Le risque d’incendies de forêt dans la province de Concepción serait supérieur à 60%

Veille de Noël 2022. Encore une fois, la région de Valparaíso a été teinte en rouge. Cette fois, les collines adjacentes à la ville de Viña del Mar ont été le théâtre d’un horrible incendie qui est descendu des collines, brûlant non seulement plus de 120 hectares de végétation, mais faisant également des centaines de victimes.

Les maisons en ruine, angoisse et douleur, sont les effets des incendies de forêt, qui ont malheureusement lieu en été. Dans ce contexte, le Laboratoire d’écologie du paysage (LEP UdeC), une entité de l’Université de Concepción possédant une vaste expérience dans la conservation des écosystèmes naturels et dans la restauration des paysages dégradés, a appliqué une Modèle d’évaluation des risques d’incendie de forêt, développé en Espagne pour des conditions topographiques et climatiques similaires à celles de la province de Concepción.

L’étude unitemporelle, c’est-à-dire qui correspond à la La photographie de la zone d’étude lors de la cartographie des variables du modèle, tient compte des facteurs naturels, tels que la charge en combustible et l’humidité de la végétation, qui sont obtenus à partir d’images satellites. En outre, la topographie et l’exposition aux rayonnements que possède le terrain sont incluses. Parmi les facteurs anthropiques, c’est-à-dire ceux produits par l’homme, figurent la proximité des routes, des lignes électriques et des voies ferrées.

des chiffres inquiétants

« Les résultats obtenus à partir du modèle montrent que les communes de San Pedro de la Paz, Chiguayante et Talcahuano sont celles qui ont le moins de zones sujettes à l’apparition d’incendies. En revanche, Penco, Concepción et Tomé présentent un risque élevé d’incendies de forêt, qui ont respectivement 69%, 67% et 66% de leur surface, avec un niveau de menace élevé ».

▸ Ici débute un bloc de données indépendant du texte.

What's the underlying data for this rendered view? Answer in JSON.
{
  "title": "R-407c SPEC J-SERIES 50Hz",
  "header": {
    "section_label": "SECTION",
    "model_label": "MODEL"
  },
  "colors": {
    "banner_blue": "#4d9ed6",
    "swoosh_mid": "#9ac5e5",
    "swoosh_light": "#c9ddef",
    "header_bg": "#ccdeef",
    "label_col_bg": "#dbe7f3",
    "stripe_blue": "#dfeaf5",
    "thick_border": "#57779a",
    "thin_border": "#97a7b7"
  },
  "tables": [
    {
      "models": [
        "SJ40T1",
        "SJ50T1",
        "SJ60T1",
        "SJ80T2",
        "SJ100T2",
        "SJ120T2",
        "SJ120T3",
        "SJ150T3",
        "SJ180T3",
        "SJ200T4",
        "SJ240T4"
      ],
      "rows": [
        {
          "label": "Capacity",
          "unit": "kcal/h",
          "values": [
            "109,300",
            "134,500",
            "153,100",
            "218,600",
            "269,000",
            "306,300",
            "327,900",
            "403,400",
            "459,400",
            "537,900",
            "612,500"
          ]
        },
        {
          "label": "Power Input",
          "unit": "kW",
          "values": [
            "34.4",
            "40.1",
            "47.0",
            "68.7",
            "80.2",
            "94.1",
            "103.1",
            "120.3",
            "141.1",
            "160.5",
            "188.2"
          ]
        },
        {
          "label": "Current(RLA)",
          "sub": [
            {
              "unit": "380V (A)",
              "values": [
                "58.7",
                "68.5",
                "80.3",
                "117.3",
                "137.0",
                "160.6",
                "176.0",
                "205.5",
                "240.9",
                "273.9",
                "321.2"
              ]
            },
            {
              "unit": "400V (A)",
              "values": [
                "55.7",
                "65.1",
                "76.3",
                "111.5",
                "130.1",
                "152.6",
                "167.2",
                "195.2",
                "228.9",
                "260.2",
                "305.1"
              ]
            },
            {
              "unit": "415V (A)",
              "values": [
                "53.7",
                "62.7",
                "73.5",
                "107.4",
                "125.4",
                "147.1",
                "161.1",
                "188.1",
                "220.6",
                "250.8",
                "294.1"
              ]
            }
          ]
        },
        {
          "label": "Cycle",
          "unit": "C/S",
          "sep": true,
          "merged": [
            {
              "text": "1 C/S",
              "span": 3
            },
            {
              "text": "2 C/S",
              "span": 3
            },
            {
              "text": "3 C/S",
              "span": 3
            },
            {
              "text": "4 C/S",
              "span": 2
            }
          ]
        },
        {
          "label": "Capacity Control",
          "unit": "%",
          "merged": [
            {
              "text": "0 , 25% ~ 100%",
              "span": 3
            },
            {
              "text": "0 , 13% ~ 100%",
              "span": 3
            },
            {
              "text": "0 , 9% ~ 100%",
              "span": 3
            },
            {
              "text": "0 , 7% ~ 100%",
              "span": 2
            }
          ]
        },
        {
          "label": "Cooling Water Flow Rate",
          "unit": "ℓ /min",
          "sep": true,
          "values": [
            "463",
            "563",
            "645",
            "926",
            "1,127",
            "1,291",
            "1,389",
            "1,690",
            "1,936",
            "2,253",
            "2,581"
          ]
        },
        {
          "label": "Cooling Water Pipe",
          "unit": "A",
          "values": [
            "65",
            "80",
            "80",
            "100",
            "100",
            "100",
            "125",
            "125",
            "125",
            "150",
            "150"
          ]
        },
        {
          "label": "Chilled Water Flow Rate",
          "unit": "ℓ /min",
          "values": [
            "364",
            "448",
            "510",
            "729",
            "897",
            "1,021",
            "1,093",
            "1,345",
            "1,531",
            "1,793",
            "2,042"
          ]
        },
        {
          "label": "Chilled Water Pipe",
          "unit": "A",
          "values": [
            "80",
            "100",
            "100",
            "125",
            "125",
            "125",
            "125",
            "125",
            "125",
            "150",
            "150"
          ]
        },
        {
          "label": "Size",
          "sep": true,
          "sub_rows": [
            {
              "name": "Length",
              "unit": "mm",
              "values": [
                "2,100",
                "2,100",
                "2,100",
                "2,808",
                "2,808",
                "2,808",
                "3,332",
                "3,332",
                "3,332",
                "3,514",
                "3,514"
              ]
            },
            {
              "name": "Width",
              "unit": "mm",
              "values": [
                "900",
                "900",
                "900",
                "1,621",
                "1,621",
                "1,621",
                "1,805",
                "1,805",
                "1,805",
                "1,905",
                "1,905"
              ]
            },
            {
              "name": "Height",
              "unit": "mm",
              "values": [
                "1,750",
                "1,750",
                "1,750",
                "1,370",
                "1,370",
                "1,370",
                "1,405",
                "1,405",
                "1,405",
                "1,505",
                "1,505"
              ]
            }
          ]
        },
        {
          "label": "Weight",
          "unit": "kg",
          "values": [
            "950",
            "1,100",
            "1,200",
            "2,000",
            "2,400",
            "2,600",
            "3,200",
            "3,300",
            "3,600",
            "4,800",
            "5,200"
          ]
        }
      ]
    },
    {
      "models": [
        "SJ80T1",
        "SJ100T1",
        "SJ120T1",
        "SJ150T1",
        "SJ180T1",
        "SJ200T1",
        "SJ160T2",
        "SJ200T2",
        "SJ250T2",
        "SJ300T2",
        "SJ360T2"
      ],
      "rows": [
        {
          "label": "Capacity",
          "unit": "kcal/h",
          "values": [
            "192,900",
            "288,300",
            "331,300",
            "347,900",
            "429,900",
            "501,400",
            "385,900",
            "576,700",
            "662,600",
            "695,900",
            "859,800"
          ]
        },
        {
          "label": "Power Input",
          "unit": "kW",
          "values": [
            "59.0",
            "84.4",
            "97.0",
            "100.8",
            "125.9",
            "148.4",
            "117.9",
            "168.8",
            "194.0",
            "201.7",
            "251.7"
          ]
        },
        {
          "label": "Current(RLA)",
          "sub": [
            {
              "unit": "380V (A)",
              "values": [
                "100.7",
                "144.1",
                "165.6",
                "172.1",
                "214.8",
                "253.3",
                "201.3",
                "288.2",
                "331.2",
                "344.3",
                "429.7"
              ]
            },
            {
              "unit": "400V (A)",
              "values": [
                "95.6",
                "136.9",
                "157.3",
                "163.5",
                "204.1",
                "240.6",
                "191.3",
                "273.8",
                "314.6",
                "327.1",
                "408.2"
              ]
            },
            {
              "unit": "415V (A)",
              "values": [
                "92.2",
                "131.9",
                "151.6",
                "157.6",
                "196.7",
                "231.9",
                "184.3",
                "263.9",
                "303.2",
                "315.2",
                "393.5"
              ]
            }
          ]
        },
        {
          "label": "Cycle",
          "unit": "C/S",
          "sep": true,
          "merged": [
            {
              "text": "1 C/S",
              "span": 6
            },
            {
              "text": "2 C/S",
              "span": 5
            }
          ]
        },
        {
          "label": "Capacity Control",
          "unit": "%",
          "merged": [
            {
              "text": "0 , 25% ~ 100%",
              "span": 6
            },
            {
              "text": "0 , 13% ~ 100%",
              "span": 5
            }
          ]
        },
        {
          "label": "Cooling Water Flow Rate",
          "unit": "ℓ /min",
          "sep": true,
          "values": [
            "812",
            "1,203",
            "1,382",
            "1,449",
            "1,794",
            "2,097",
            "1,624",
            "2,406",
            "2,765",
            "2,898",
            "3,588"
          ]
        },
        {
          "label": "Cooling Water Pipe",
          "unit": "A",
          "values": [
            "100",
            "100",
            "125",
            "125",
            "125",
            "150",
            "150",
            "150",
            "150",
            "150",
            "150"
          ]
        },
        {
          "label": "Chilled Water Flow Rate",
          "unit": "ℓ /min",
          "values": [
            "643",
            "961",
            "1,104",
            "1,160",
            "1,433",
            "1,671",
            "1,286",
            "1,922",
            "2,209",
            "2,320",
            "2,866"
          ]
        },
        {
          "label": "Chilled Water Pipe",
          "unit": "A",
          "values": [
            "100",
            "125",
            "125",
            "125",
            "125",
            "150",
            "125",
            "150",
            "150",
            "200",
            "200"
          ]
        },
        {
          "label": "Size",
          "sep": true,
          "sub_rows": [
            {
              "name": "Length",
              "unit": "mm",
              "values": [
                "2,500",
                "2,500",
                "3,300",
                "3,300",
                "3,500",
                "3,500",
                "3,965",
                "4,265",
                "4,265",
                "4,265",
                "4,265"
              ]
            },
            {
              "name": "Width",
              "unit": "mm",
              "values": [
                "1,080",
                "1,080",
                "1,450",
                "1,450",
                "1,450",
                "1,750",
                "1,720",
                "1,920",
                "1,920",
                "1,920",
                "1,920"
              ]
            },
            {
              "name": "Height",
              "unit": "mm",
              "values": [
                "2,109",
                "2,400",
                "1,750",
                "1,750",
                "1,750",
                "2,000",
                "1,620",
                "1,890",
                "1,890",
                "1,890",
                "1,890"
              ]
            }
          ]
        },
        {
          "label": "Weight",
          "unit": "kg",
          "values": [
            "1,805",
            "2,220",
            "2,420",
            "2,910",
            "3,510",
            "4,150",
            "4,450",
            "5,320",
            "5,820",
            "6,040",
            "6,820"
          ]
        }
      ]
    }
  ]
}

Diego Muñoz Miranda, ingénieur projet du LEP UdeC, résume ainsi des chiffres qui s’expliquent par la présence massive de plantations forestières et d’arbustes exotiques, qui, de par leur inflammabilité et leur continuité dans les communes, favorisent la propagation des incendies de forêt.

En ce sens, Rodrigo Fuentes Robles, chercheur au LEP UdeC, souligne qu' »il est important de travailler sur une politique qui génère des paysages plus résistants aux incendies de forêt, en évitant la continuité des plantations forestières à travers une mosaïque de différentes utilisations des terres . » Il souligne également que l’éducation environnementale est pertinente, afin que les gens assument les conséquences d’être touchés par les incendies de forêt. « Il est essentiel de sensibiliser la population à l’importance de protéger la biodiversité, car une série de biens et de services en sont dérivés qui sont une partie essentielle de la vie humaine. »

Pour sa part, le Dr Cristian Echeverría Leal, directeur du LEP UdeC, est catégorique en expliquant que l’aménagement de paysages hétérogènes est urgent, pour faire face aux scénarios de crise climatique et écologique. « C’est ainsi que la coalescence des écosystèmes modifiés est rompue, en particulier dans les zones proches des établissements humains. »

« Maintenir et restaurer des ruisseaux avec une végétation indigène, récupérer une mosaïque hétérogène d’écosystèmes naturels et modifiés sont quelques-unes des stratégies que nous pourrions envisager pour réduire le risque de propagation des incendies dans les paysages métropolitains », explique l’universitaire.

Il convient de mentionner qu’il y a quelques jours, une alerte rouge a été déclenchée, ce qui a fait attendre les communes de Hualqui et Chiguayante un incendie de forêt sur le Cerro Manquimávida. C’est le même endroit où en 2020, un accident a glissé dans la partie supérieure des collines, menaçant non seulement les secteurs peuplés sur la route qui relie cette commune à Concepción.

Selon les chiffres obtenus cette année-là, grâce à une enquête menée par le LEP UdeC, la superficie totale touchée par l’incendie correspondait à environ 1 102 hectares et parmi ceux-ci, environ 52 % correspondaient à des plantations exotiques et 30 % à des broussailles, principalement des genêts. De même, le feu a consommé 15% de la forêt indigène présente dans le parc national de Nonguén (à l’époque, dans la catégorie Réserve nationale), une unité qui protège des espèces importantes de la flore et de la faune chiliennes.